Augusto de Arruda Botelho: Vamos imaginar que uma pessoa é presa por tráfico de drogas. O entendimento no momento da prisão foi que ele era um traficante. Em São Paulo poderia demorar dois, três ou até seis meses até que esse preso tivesse uma audiência com um juiz. E o juiz poderia, na audiência, concluir que esse é um caso de um usuário e não de tráfico, e colocaria ele em liberdade. Quem vai devolver esses meses para essa pessoa que ficou presa injustamente e desnecessariamente?
O que a audiência de custódia determina é que se antecipe para até 24 horas do momento da prisão o contato pessoal entre o detido e juiz. Assim o juiz pode verificar se o preso foi maltratado ou sofreu algum tipo de tortura na abordagem policial – infelizmente isso ainda é comum no nosso país – e analisar, por meio de perguntas específicas, se aquela pessoa precisa responder ao processo presa ou não.
Ele é primário? Tem bons antecedentes? Praticou um crime sem violência? Então é natural que possa responder o processo solto. A pessoa é reincidente? Tem vários agravantes? Então vai responder o processo preso.
O que a audiência de custódia faz é antecipar essa análise pessoal do juiz com o preso para saber se ele precisa responder o processo preso ou não. Não é um momento para o juiz determinar se ela é culpada ou inocente.
Yahoo Notícias: O ministro Gilmar Mendes [do STF] fez questão de prestar solidariedade às famílias dos presos mortos em Altamira. Já o presidente Jair Bolsonaro se limitou a dizer que deveriam perguntar sobre as vítimas dos presos que morreram. São duas visões bem distintas do problema.

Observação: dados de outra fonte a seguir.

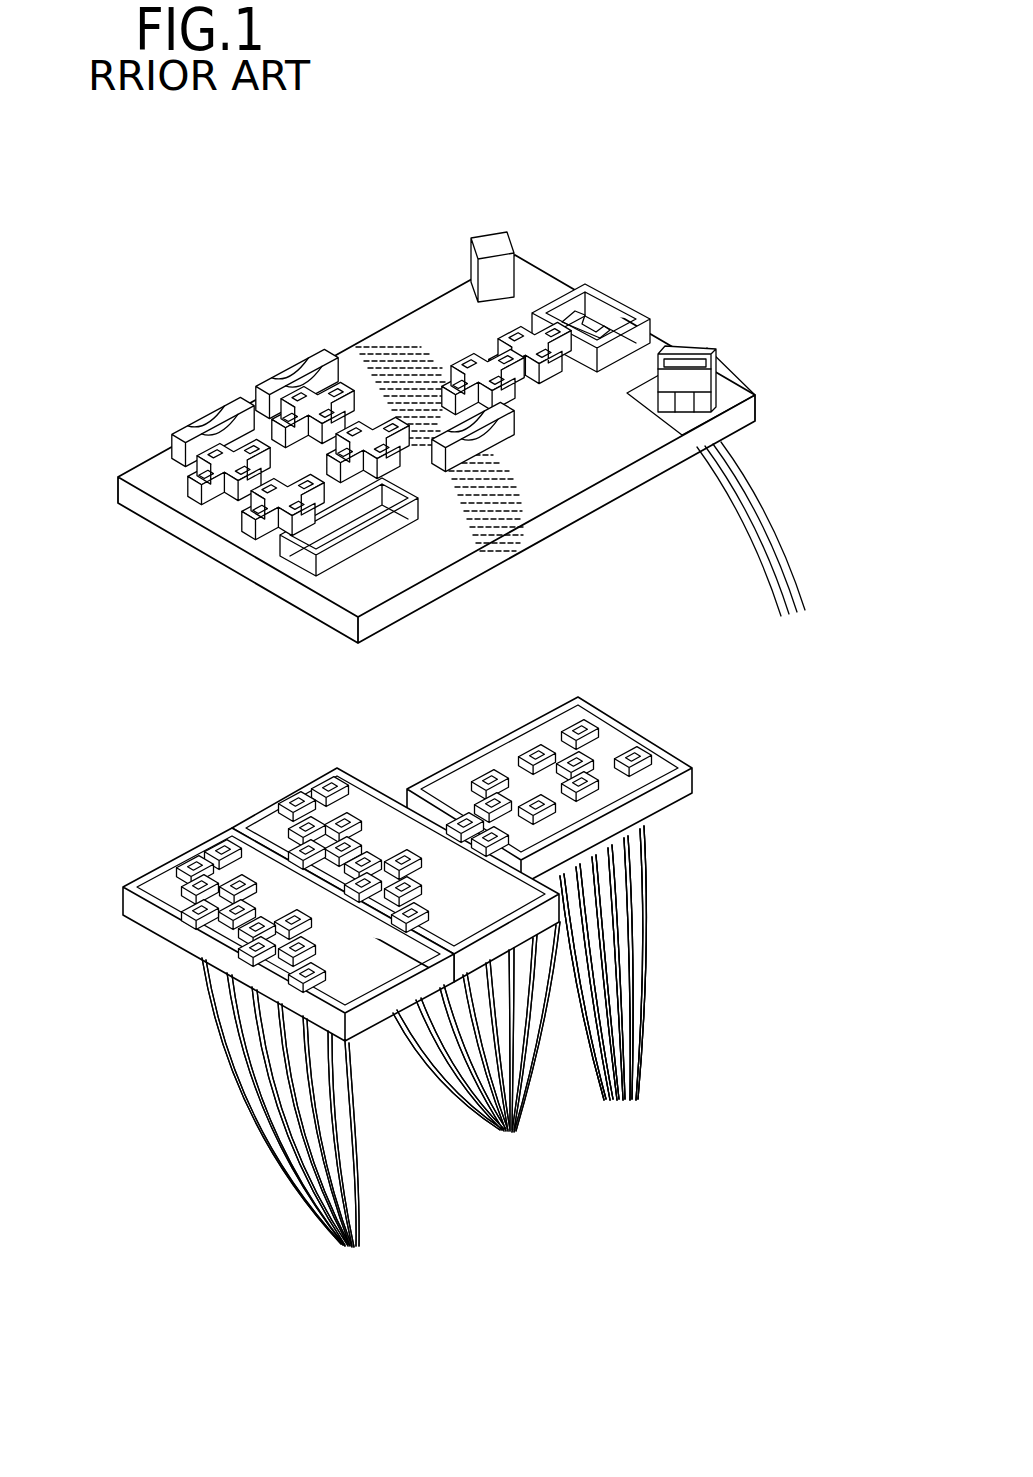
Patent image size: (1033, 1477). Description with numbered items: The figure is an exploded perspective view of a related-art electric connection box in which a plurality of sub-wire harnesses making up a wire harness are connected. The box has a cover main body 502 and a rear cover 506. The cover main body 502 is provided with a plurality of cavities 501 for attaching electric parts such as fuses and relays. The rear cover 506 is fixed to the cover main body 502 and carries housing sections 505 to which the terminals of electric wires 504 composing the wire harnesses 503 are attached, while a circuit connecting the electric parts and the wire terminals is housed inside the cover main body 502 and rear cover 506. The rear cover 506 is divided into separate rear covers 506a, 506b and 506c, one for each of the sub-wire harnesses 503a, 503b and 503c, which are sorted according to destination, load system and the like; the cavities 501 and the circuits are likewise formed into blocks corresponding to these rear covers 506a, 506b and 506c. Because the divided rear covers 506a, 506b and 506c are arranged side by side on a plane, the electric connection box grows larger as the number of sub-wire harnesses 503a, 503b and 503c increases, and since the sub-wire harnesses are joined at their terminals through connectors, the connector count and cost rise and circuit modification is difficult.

The cavities 501 is at (385, 415).
The cover main body 502 is at (654, 363).
The wire harnesses 503 is at (626, 1018).
The sub-wire harness 503a is at (299, 1198).
The sub-wire harness 503b is at (467, 1118).
The sub-wire harness 503c is at (578, 1098).
The electric wires 504 is at (266, 1110).
The housing sections 505 is at (340, 823).
The rear cover 506 is at (366, 822).
The rear cover for sub-wire harness 506a is at (172, 932).
The rear cover for sub-wire harness 506b is at (375, 784).
The rear cover for sub-wire harness 506c is at (527, 732).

Qual tipo de pensamento predomina no sistema judicial brasileiro?
Augusto de Arruda Botelho: Infelizmente é o pensamento punitivista. Isso vem aumentando porque o Judiciário, influenciado equivocadamente pela opinião pública, continua entendendo que a melhor resposta ao crime é a punição pura e simples. Essa declaração do presidente é extremamente infeliz porque muitos dos presos em Altamira sequer tinham sido julgados. Como se pode falar em vítimas dos presos mortos se existiam muitos que sequer haviam sido julgados? Esse tipo de generalização é extremamente perigosa.
Yahoo Notícias: Neste ano o governo de São Paulo anunciou a intenção de privatizar presídios. Qual a sua opinião sobre a medida?
Augusto de Arruda Botelho: Eu sou contra a privatização de presídios por um motivo bem simples. A privatização pressupõe o lucro. Não vejo nada de errado em privatizar uma série de setores da economia pública. Não vejo problema na privatização. Mas lucrar com presídios significa pressupor o aumento do número de presos. É uma lógica de hotel. Se eu não tiver hóspedes, não vou ter receita. Lucrar com o aumento de número de presos é antagônica à política de desencarceramento que defendo.
Yahoo Notícias: A maioria dos especialistas repete que o sistema prisional brasileiro está em crise faz alguns anos? Existe solução?
Augusto de Arruda Botelho: Entendo que, além da audiência de custódia, nós poderíamos aplicar uma lei extremamente bem-feita e cuidadosa que é a que prevê as medidas cautelares alternativas à prisão como prisão domiciliar, monitoramento eletrônico e proibição de frequentar certos lugares. Curiosamente essa lei “não pegou”. No Brasil temos leis que pegam e que não pegam. A lei das medidas cautelares não pegou. Os juízes não aplicam…
Yahoo Notícias: O código penal brasileiro é eficiente? Precisaria ser reformado?
Augusto de Arruda Botelho: O código penal brasileiro é bom. Não precisamos de leis novas. Se aplicarmos corretamente as leis que já temos daríamos conta do recado.
O texto reproduz trechos de reportagem publicado originalmente no Yahoo! Notícias em 05/08/2019.